Warum grüne Energien doch nicht so grün sind, erklärt Frank Melcher, oberster Geologe an der Montanuni Leoben.#


Von der Wiener Zeitung (13. März 2021) freundlicherweise zur Verfügung gestellt

Von

Bernd Vasari


Die Metalle der Klimawende
Die Metalle der Klimawende
Grafik: eigene Recherche, Montan Uni Leoben, Deutsche Rohstoffagentur, World Mining Data 2020 - Wiener Zeitung

Der Green Deal von Kommissionspräsidentin Ursula von der Leyen, das österreichische Erneuerbaren-Ausbau-Gesetz (EAG). Beide haben dasselbe Ziel: den Ausstieg aus fossiler Energie. Autos sollen mit Strom fahren, Lkw mit Wasserstoff betrieben werden und den Strom erzeugen künftig Windräder, Solarpanele und Wasserkraftwerke. Warum die Energieerzeugung aber trotzdem nicht CO2-neutral sein wird und warum sich Europa damit abhängig von China macht, erklärt der Leiter des Lehrstuhls für Geologie und Lagerstättenlehre an der Montanuniversität Leoben, Frank Melcher:

"Wiener Zeitung": Herr Melcher, die EU-Länder sind drauf und dran, ihre CO2-Emissionen zu senken. Statt Öl, Gas und Kohle soll die Energie nun aus Photovoltaik, Windkraft und Wasserkraft kommen. Dann ist ja alles gut, oder?
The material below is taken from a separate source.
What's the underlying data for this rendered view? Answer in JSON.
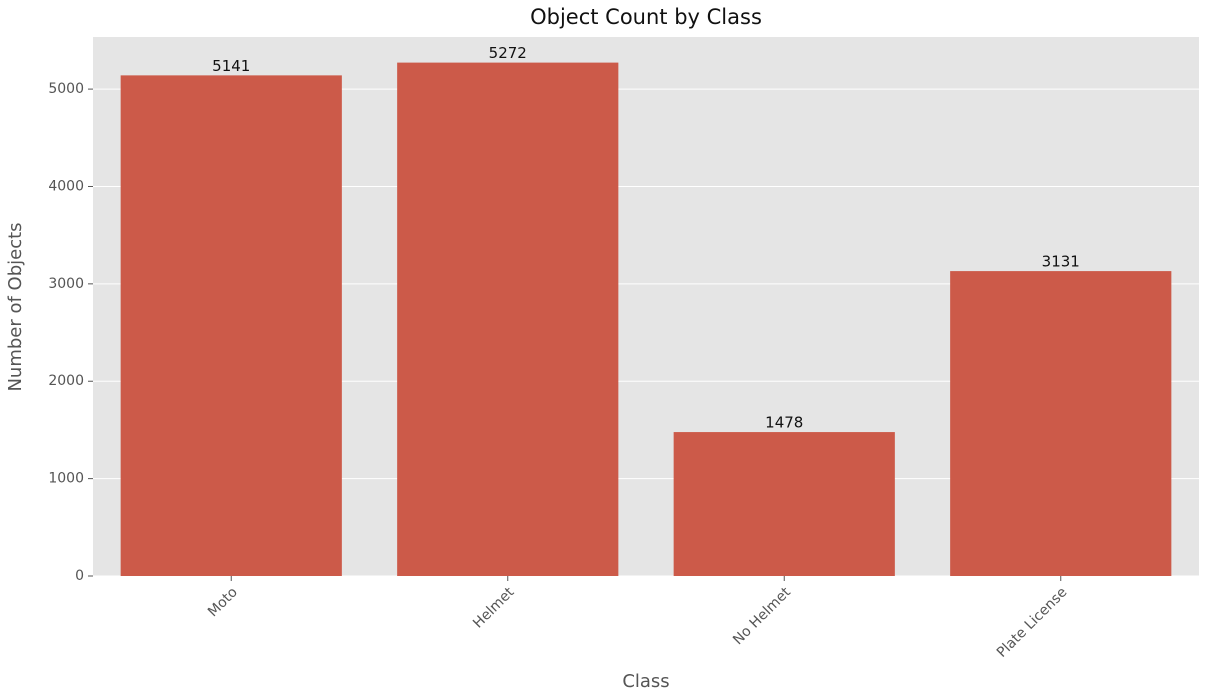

Frank Melcher: Das ist prinzipiell alles gut. Man darf dabei aber nicht vergessen, wie die grünen Technologien hergestellt werden. Für Wind-, Solarenergie, Elektromobilität usw. braucht man mineralische Rohstoffe, die bei der Förderung einen ökologischen Fußabdruck hinterlassen. Die Rohstoffe werden allerdings überwiegend nicht in Europa abgebaut.

Zieht sich Europa die weiße Weste auf Kosten anderer an?

Für unsere Luftqualität sind Elektro-Autos natürlich gut. Der ökologische Fußabdruck findet dadurch aber woanders statt. Global gesehen, ändert sich durch Europas grüne Energie wenig, weil wir die Rohstoffe ja gar nicht abbauen. Laugeanlagen, um heimische Erze aufzubereiten, sind in Europa nur schwer vorstellbar. Nur nicht neben meinem Garten, heißt es dann. In China oder der DR Kongo ist es für uns aber o.k.

Was ist so schädlich am Abbau der Metalle?

Das ist von Erz zu Erz verschieden. Seltene Erden sind beispielsweise nur in geringem Maß in abgebauten Erzen vorhanden, daher fällt viel Abraum an. Sie stecken in Mineralien, die sehr schwer löslich sind. Die Elemente müssen dann mit aggressiven Chemikalien rausgelöst werden. Das ist ein aufwendiges, mehrstufiges Verfahren, bei dem mindestens 95 Prozent teilweise kontaminierter Abfall übrig bleibt. Diese giftigen Chemikalien sind eine potenzielle Gefahrenquelle.

Welche Gefahren meinen Sie?

Es kommt immer wieder zu Unfällen, wie in den vergangenen Jahren in Rumänien oder in Brasilien. Wenn ein Damm eines Rückhaltebeckens bricht, der ein feinkörniges, toxisches Schlammwassergemisch zurückhalten soll, fließt es über den Vorfluter in die Flüsse. In Rumänien und Ungarn kam es zu massenhaftem Fischsterben, in Brasilien wurden auch Menschen von dem Schlamm erfasst und getötet.

Funktionen der Metalle
Funktionen der Metalle
Grafik: eigene Recherche, Montan Uni Leoben, Deutsche Rohstoffagentur, World Mining Data 2020

In Europa mangelt es an Abbaugebieten für Metalle. Woran liegt das?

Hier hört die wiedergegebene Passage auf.